It was hands-down one of the funniest things I had ever seen on a beach. I was with a friend in Nice, on the French Riviera, surrounded by locals and tourists in various stages of undress. Not far from me were a couple of topless girls and local etiquette stipulated that everyone had to act like everything was normal. And, for a French beach in the summer, everything basically was. Well, at least it was until a group of American teenagers, in predictable khaki shorts and baseball caps, came over and struck up conversation with the topless ones.
The guys’ intent was clear: they wanted a picture with the women. Amused at the ballsy request, the women obliged the horn dogs and posed with their newfound American friends. The guys were delighted but conversation quickly dried up because of the language barrier and they took off. The best part was when one of the guys hollered, “Y’all keep it up now!” over his shoulder. Beautiful.
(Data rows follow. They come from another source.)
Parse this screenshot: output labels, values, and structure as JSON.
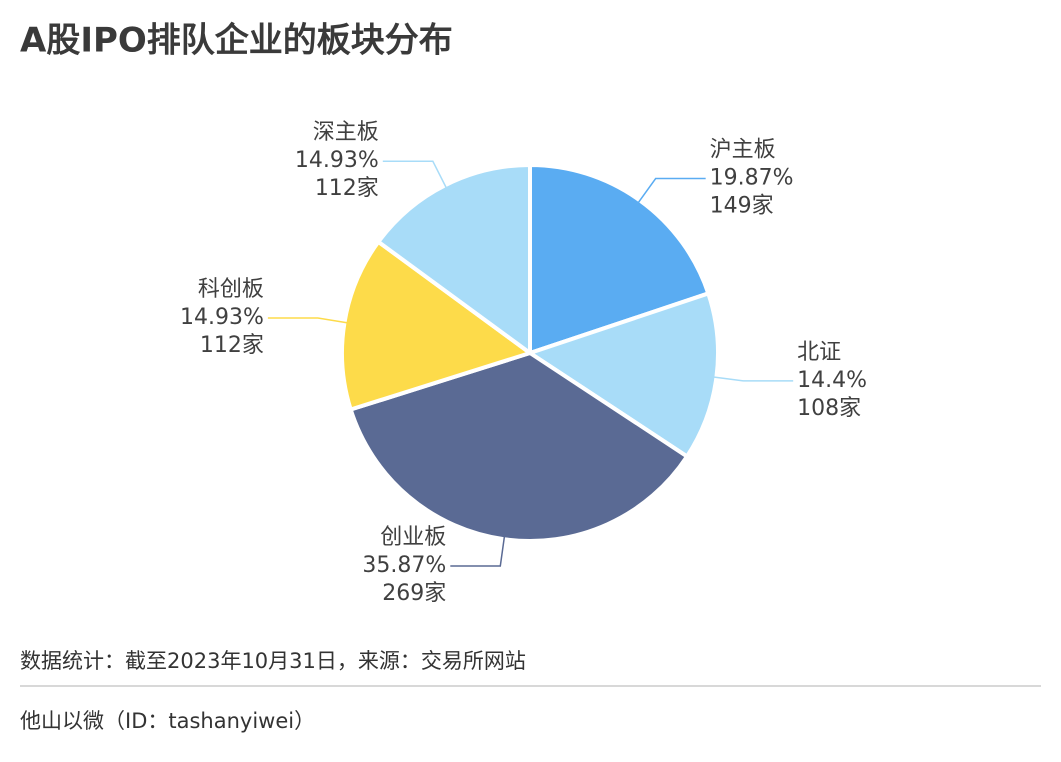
{
  "chart_data": {
    "type": "pie",
    "title": "A股IPO排队企业的板块分布",
    "categories": [
      "沪主板",
      "北证",
      "创业板",
      "科创板",
      "深主板"
    ],
    "values": [
      19.87,
      14.4,
      35.87,
      14.93,
      14.93
    ],
    "value_labels": [
      "19.87%",
      "14.4%",
      "35.87%",
      "14.93%",
      "14.93%"
    ],
    "counts": [
      149,
      108,
      269,
      112,
      112
    ],
    "count_labels": [
      "149家",
      "108家",
      "269家",
      "112家",
      "112家"
    ],
    "colors": [
      "#5aacf2",
      "#a8dcf8",
      "#5a6a94",
      "#fddb4a",
      "#a8dcf8"
    ]
  },
  "footer": {
    "source": "数据统计：截至2023年10月31日，来源：交易所网站",
    "account": "他山以微（ID：tashanyiwei）"
  }
}
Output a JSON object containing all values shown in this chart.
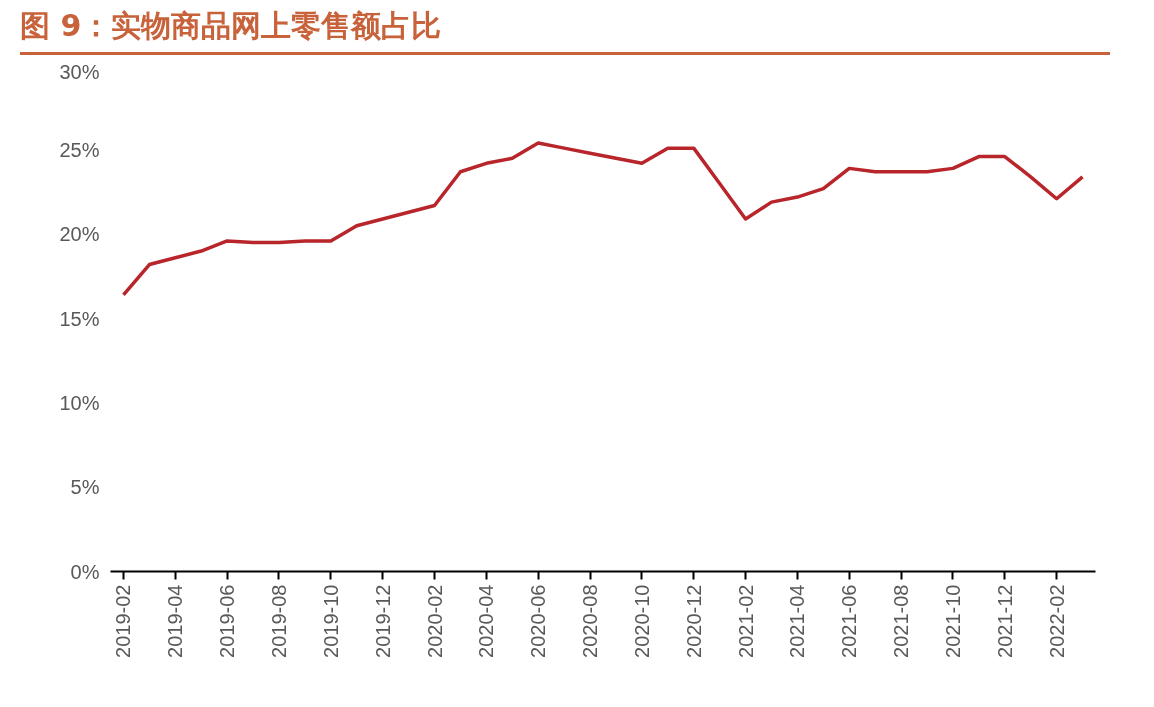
{
  "chart_data": {
    "type": "line",
    "title": "图 9：实物商品网上零售额占比",
    "categories": [
      "2019-02",
      null,
      "2019-04",
      null,
      "2019-06",
      null,
      "2019-08",
      null,
      "2019-10",
      null,
      "2019-12",
      null,
      "2020-02",
      null,
      "2020-04",
      null,
      "2020-06",
      null,
      "2020-08",
      null,
      "2020-10",
      null,
      "2020-12",
      null,
      "2021-02",
      null,
      "2021-04",
      null,
      "2021-06",
      null,
      "2021-08",
      null,
      "2021-10",
      null,
      "2021-12",
      null,
      "2022-02",
      null
    ],
    "series": [
      {
        "color": "#b8262b",
        "values": [
          16.4,
          18.2,
          18.6,
          19.0,
          19.6,
          19.5,
          19.5,
          19.6,
          19.6,
          20.5,
          20.9,
          21.3,
          21.7,
          23.7,
          24.2,
          24.5,
          25.4,
          25.1,
          24.8,
          24.5,
          24.2,
          25.1,
          25.1,
          23.0,
          20.9,
          21.9,
          22.2,
          22.7,
          23.9,
          23.7,
          23.7,
          23.7,
          23.9,
          24.6,
          24.6,
          23.4,
          22.1,
          23.4
        ]
      }
    ],
    "ylim": [
      0,
      30
    ],
    "yticks": [
      {
        "value": 0,
        "label": "0%"
      },
      {
        "value": 5,
        "label": "5%"
      },
      {
        "value": 10,
        "label": "10%"
      },
      {
        "value": 15,
        "label": "15%"
      },
      {
        "value": 20,
        "label": "20%"
      },
      {
        "value": 25,
        "label": "25%"
      },
      {
        "value": 30,
        "label": "30%"
      }
    ],
    "grid": false,
    "marker": "none",
    "line_style": "solid"
  }
}
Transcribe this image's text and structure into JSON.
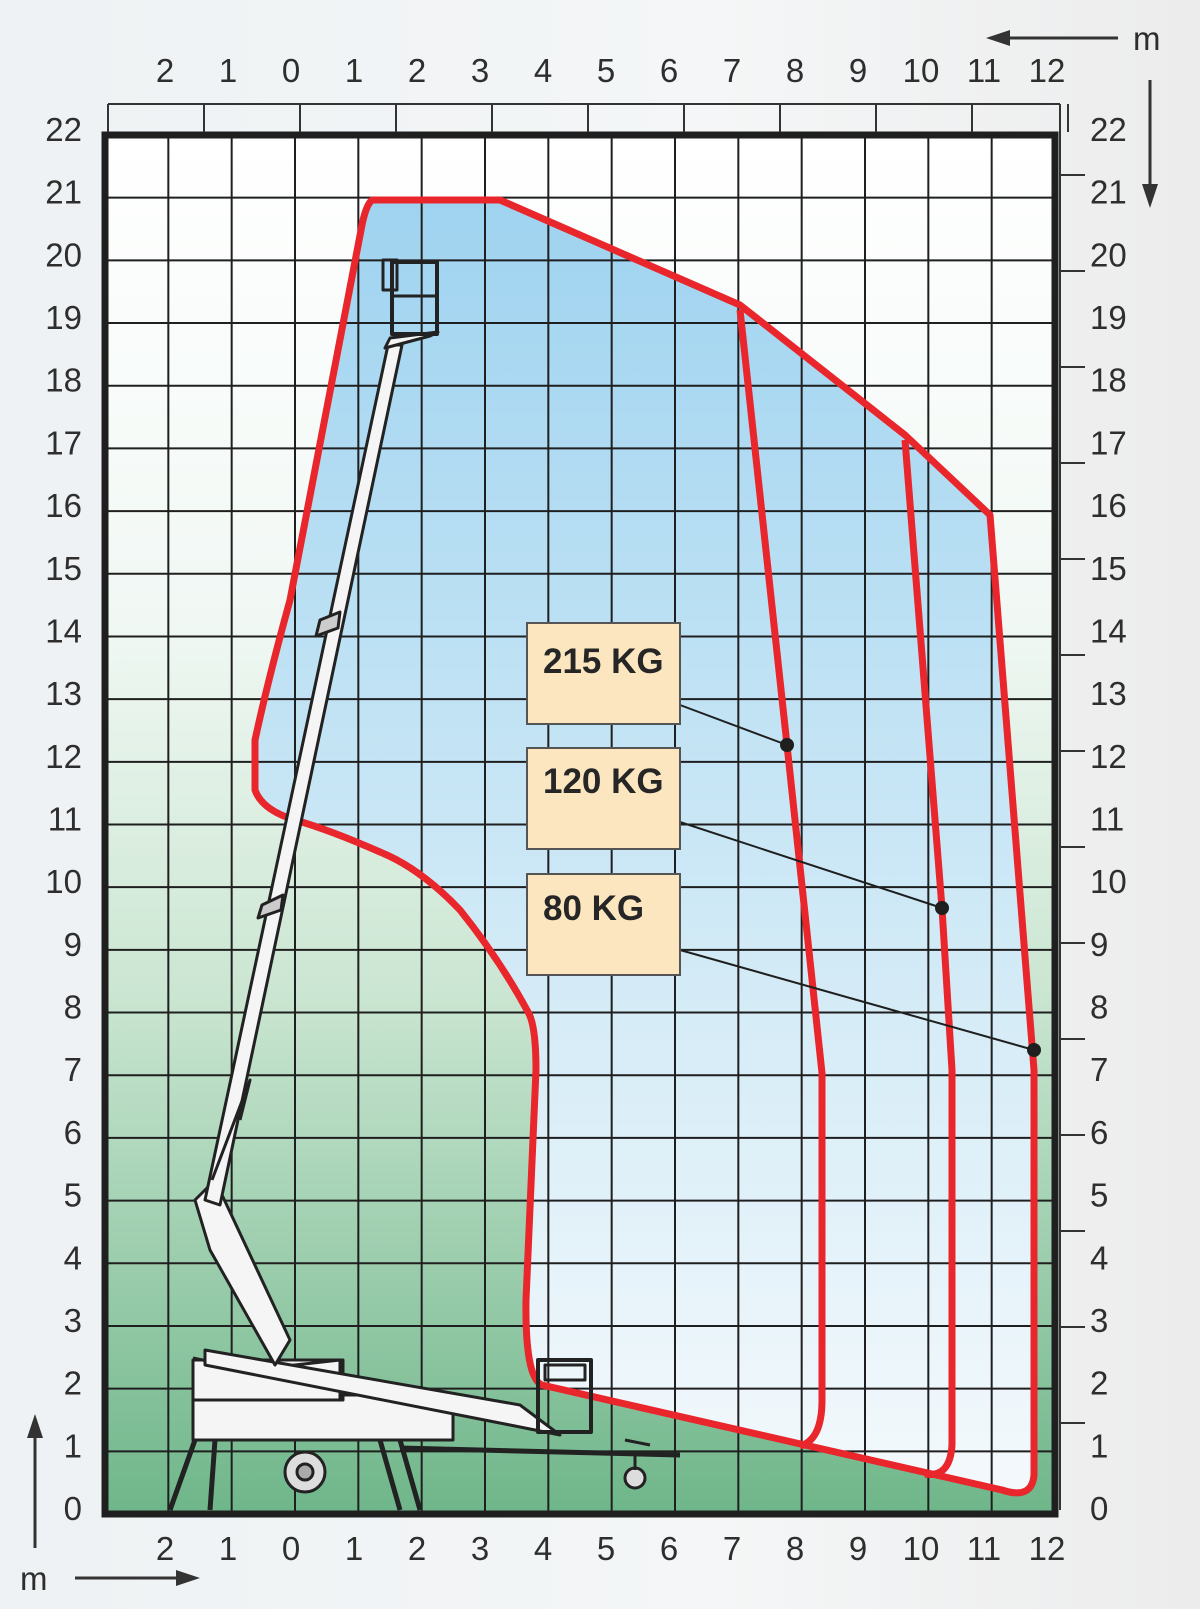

The young guys’ break with etiquette was amusing. If they had been locals or at least somewhat accustomed to Mediterranean protocol, they would have been considerably less eager with their photo requests. Everyone came out of this one well – the nervous kids, the nonchalant boob models and the amused onlookers. Observing the whole incident made me think about the huge role of cultural rules in the day-to-day – right down to beach attire and how to acknowledge topless strangers. It also made me think of what allows us to bend the rules of culture (in this case, approaching topless women) and test the boundaries society decides are appropriate.
Malcolm Gladwell in his book “The Tipping Point” identifies the drivers of societal change as Connectors (social magnets that are master networkers and love nothing more than working a crowd), Mavens (information specialists, people that have the information society needs) and Salesmen (Charismatic, persuasive people that can get people to agree with them). When all three kinds of personalities come together and benefit from a strong message and favorable circumstances, you get enough traction to affect major societal shifts.
Watching the kids I saw each of the personality-based change agents. There was the Connector – the kid in the group that probably was the reason they were all on the beach, skipping the assigned lecture on Franco-Spanish relations. Then there was the Maven – the pervy nerd who’d worked out what stretch of beach would yield the best topless odds. And finally, there was the Salesman who talked both his friends and the busty French into posing for the camera.
So there you have it: a little example of how cultural change, however insignificant, can be achieved. Whenever cultural rules feel rigid and overbearing, remember that with some clever planning, some key leadership and a little luck, rules can bend and boundaries can shift. And there’s nothing that some teenage spunk and some multicultural levity can’t fix.